Step #2. Discover sensitive data. Once the policy is established, it’s time to decide whether you need data discovery. If you choose to classify only new data, some business-critical or sensitive data that you already have might be left insufficiently protected. If that risk is unacceptable, you need to invest money, time and effort to run data discovery and apply your classification policies to your existing data.
You can automate the data discovery using applications designed to identify systems and resources, such as databases or file shares, that might contain sensitive information. Some tools even report both the volume and potential category of the data.
Step #3. Apply labels. As an optional step, you can give each sensitive data asset a label in order to improve data classification policy enforcement. Labeling can be automated in accordance with your data classification scheme or done manually by data owners.
Step #4. Use the results to improve security and compliance. Once you know what sensitive data you have and its storage locations, you can review your security policies and procedures to assess whether all data is protected by risk-appropriate measures. By categorizing all your sensitive data, you can prioritize your efforts, control costs and improve data management processes.

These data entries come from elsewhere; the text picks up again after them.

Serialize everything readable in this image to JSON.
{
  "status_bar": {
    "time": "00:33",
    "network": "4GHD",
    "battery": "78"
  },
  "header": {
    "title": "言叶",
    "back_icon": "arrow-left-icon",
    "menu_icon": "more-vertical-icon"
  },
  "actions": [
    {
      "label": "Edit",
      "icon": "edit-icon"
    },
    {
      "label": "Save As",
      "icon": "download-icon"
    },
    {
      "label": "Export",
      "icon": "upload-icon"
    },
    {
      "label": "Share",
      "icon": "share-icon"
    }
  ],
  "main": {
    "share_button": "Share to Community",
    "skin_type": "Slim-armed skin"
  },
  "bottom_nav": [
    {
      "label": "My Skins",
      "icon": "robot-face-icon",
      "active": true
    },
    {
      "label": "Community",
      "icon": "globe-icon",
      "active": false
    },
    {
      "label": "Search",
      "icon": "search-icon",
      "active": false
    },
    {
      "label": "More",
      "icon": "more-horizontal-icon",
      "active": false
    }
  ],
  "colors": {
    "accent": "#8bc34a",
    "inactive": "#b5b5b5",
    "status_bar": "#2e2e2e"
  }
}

Step #5. Repeat. Data is dynamic: Files are created, copied, moved and deleted every day. Therefore, data classification should be an ongoing process in the organization. Proper administration of the data classification process will help ensure that all sensitive data is protected.

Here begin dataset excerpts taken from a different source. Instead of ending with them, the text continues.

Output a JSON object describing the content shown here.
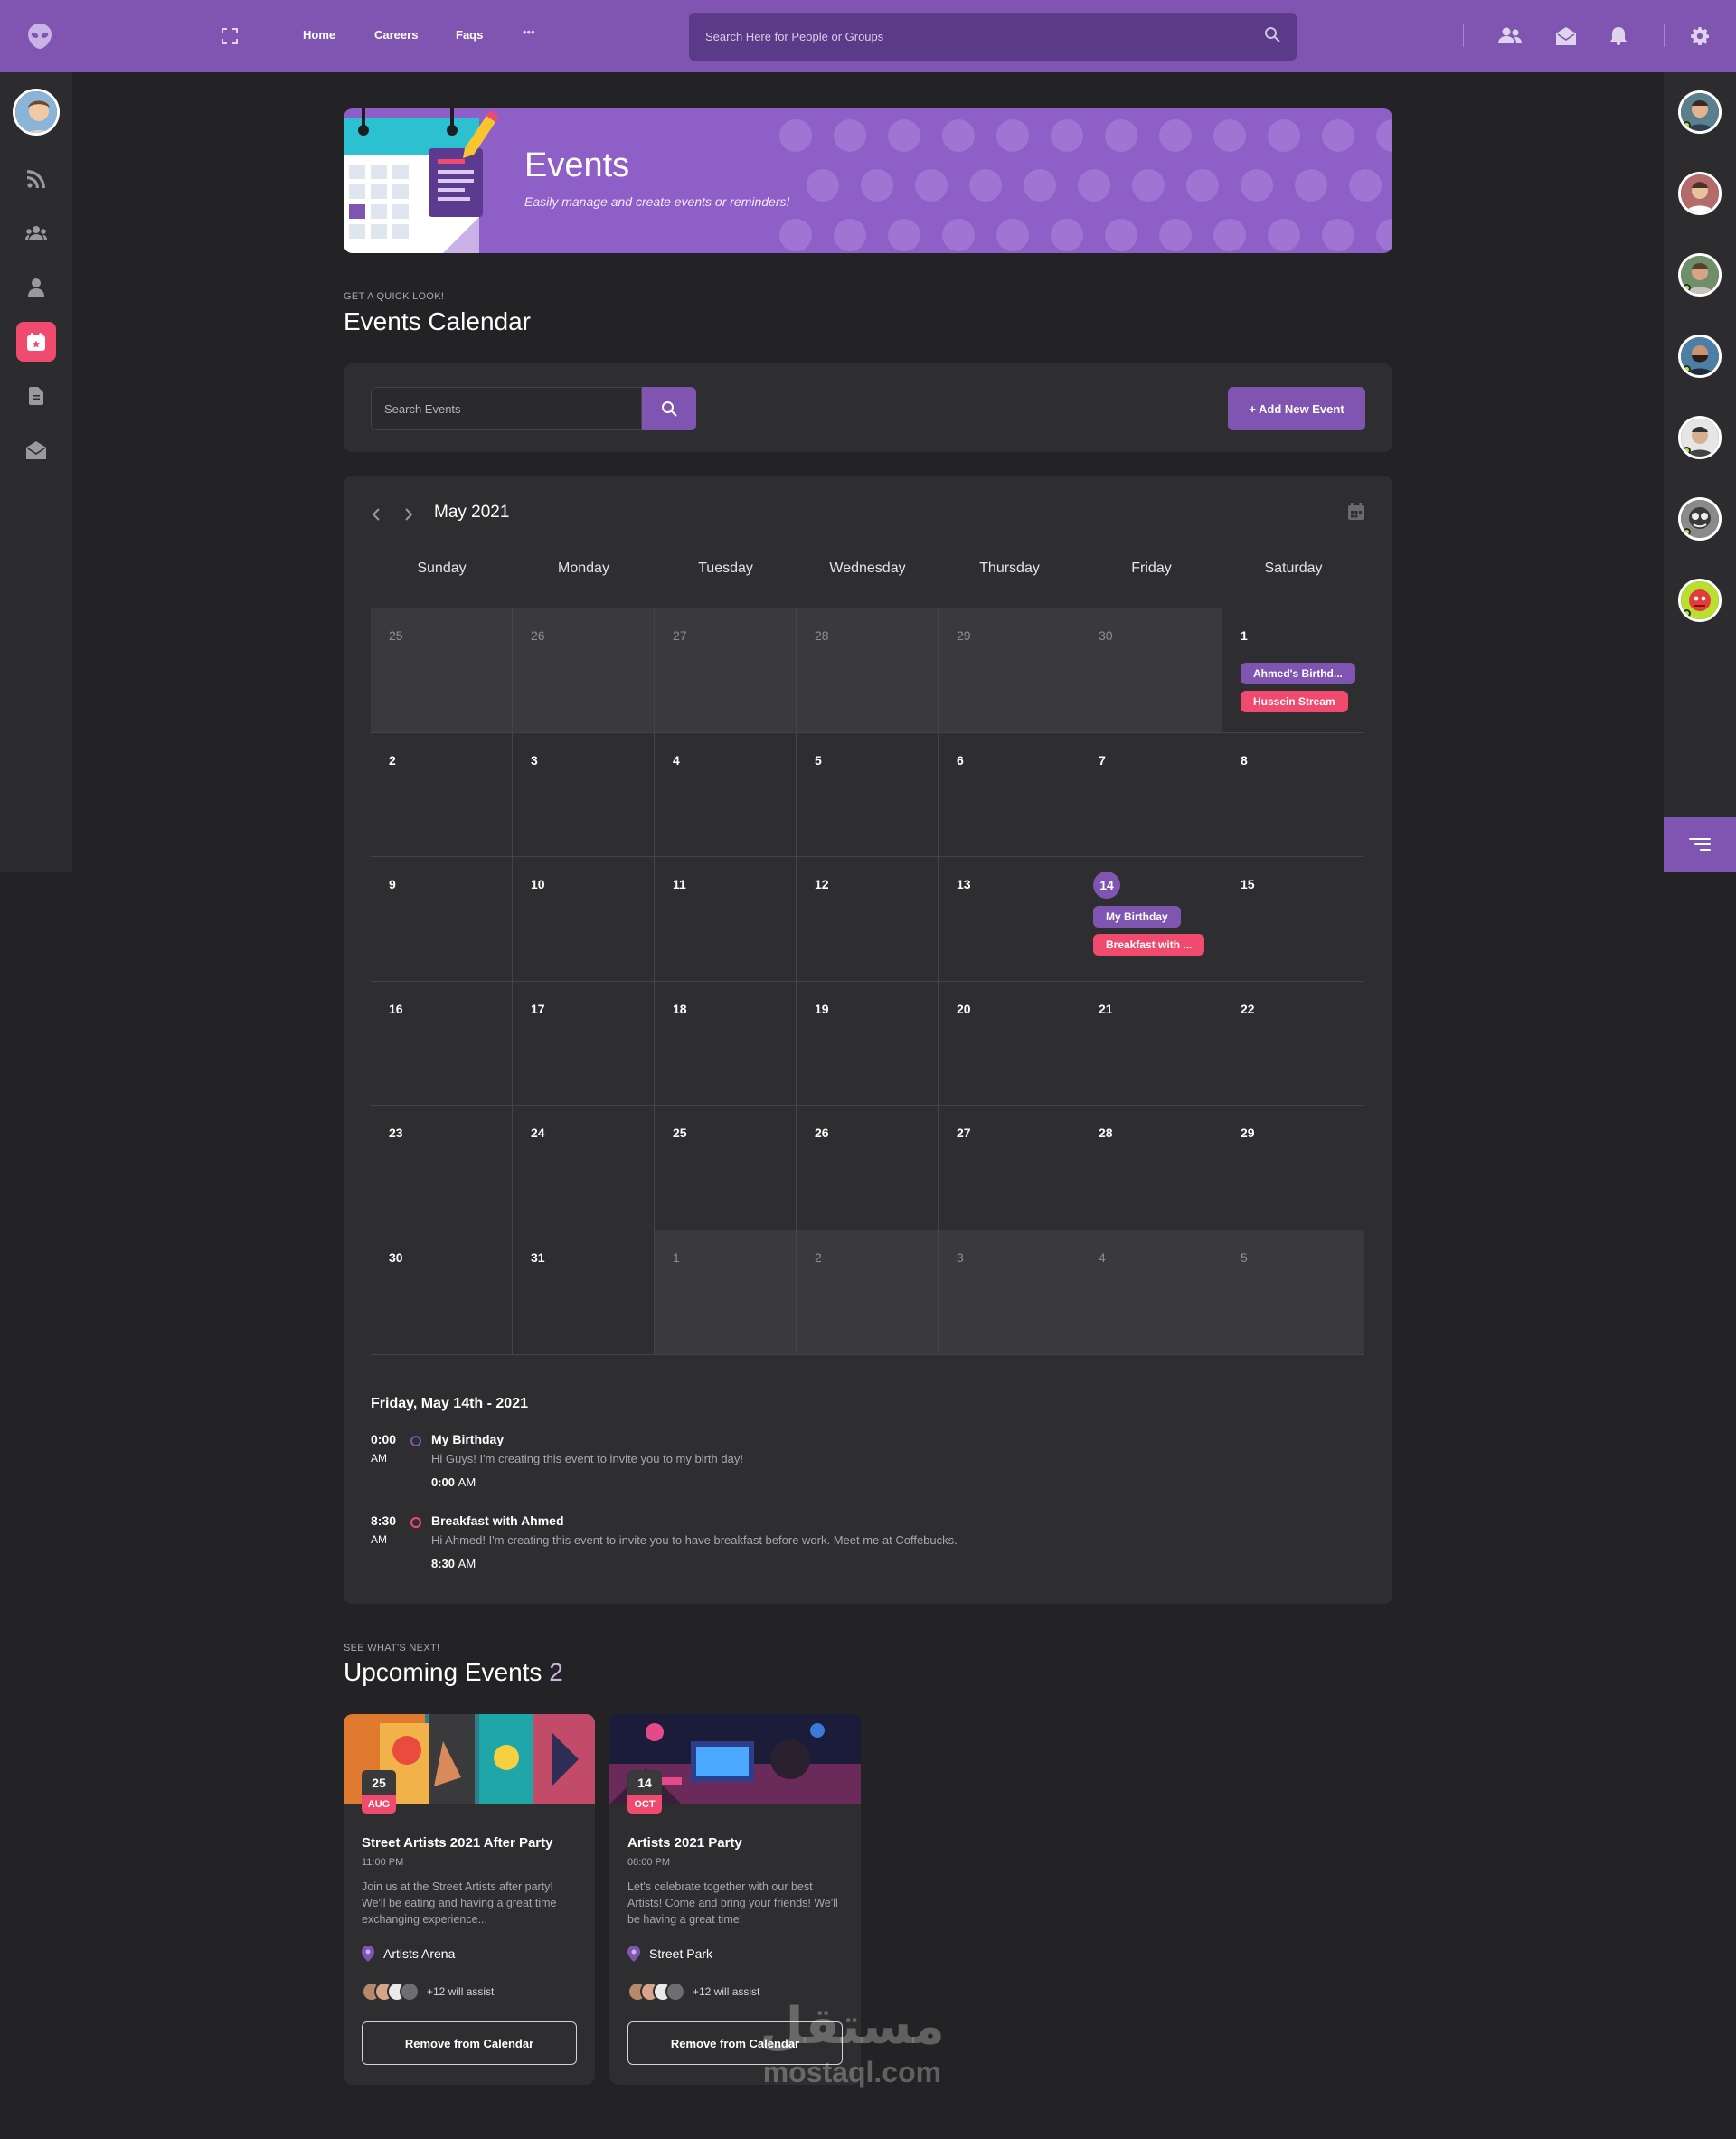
{
  "topbar": {
    "nav": [
      "Home",
      "Careers",
      "Faqs"
    ],
    "more": "•••",
    "search_placeholder": "Search Here for People or Groups"
  },
  "banner": {
    "title": "Events",
    "subtitle": "Easily manage and create events or reminders!"
  },
  "calendar_section": {
    "pretitle": "GET A QUICK LOOK!",
    "title": "Events Calendar",
    "search_placeholder": "Search Events",
    "add_button": "+ Add New Event"
  },
  "calendar": {
    "month": "May 2021",
    "days": [
      "Sunday",
      "Monday",
      "Tuesday",
      "Wednesday",
      "Thursday",
      "Friday",
      "Saturday"
    ],
    "weeks": [
      [
        "25",
        "26",
        "27",
        "28",
        "29",
        "30",
        "1"
      ],
      [
        "2",
        "3",
        "4",
        "5",
        "6",
        "7",
        "8"
      ],
      [
        "9",
        "10",
        "11",
        "12",
        "13",
        "14",
        "15"
      ],
      [
        "16",
        "17",
        "18",
        "19",
        "20",
        "21",
        "22"
      ],
      [
        "23",
        "24",
        "25",
        "26",
        "27",
        "28",
        "29"
      ],
      [
        "30",
        "31",
        "1",
        "2",
        "3",
        "4",
        "5"
      ]
    ],
    "chips": {
      "may1": [
        "Ahmed's Birthd...",
        "Hussein Stream"
      ],
      "may14": [
        "My Birthday",
        "Breakfast with ..."
      ]
    }
  },
  "day_detail": {
    "date": "Friday, May 14th - 2021",
    "events": [
      {
        "time": "0:00",
        "ampm": "AM",
        "title": "My Birthday",
        "desc": "Hi Guys! I'm creating this event to invite you to my birth day!",
        "when_time": "0:00",
        "when_ampm": "AM"
      },
      {
        "time": "8:30",
        "ampm": "AM",
        "title": "Breakfast with Ahmed",
        "desc": "Hi Ahmed! I'm creating this event to invite you to have breakfast before work. Meet me at Coffebucks.",
        "when_time": "8:30",
        "when_ampm": "AM"
      }
    ]
  },
  "upcoming": {
    "pretitle": "SEE WHAT'S NEXT!",
    "title": "Upcoming Events",
    "count": "2",
    "cards": [
      {
        "day": "25",
        "month": "AUG",
        "title": "Street Artists 2021 After Party",
        "time": "11:00 PM",
        "desc": "Join us at the Street Artists after party! We'll be eating and having a great time exchanging experience...",
        "location": "Artists Arena",
        "attendees": "+12 will assist",
        "button": "Remove from Calendar"
      },
      {
        "day": "14",
        "month": "OCT",
        "title": "Artists 2021 Party",
        "time": "08:00 PM",
        "desc": "Let's celebrate together with our best Artists! Come and bring your friends! We'll be having a great time!",
        "location": "Street Park",
        "attendees": "+12 will assist",
        "button": "Remove from Calendar"
      }
    ]
  },
  "watermark": {
    "arabic": "مستقل",
    "latin": "mostaql.com"
  },
  "colors": {
    "accent": "#7f55b1",
    "pink": "#f04b6e",
    "background": "#232325",
    "panel": "#2e2e30"
  }
}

Examples of data classification categories
There is no one “right” way to design your data classification model and define your data categories. For instance, U.S. government agencies often define three types of data: Public, Secret and Top Secret. NATO used a five-level scheme for the Manhattan Project. One option is to begin with a simple three-level type of data classification:
- Public data — May be freely disclosed with public (e.g., customer service contacts)
- Internal data — Has low security requirements but is not meant for public disclosure (e.g., organizational charts)
- Restricted data — Highly sensitive internal data whose disclosure could negatively affect operations and put the organization at financial or legal risk (e.g., customer, patient, and employee personal information; authentication data such as logins and passwords).
Your organization can use these three categories to define an initial data classification model and later on add more granular levels based on data content (PII, PHI, etc.), relevance to compliance standards or business specifics, and other criteria.
As you can see, data classification is not a magic wand that secures data or ensures compliance with regulatory requirements by itself. Rather, it helps organizations improve their security posture by focusing their attention, workforce and financial resources on the data most critical to the business. Once you have prioritized your risks, you better understand how to ensure appropriate data protection and ongoing compliance with security policies and regulations.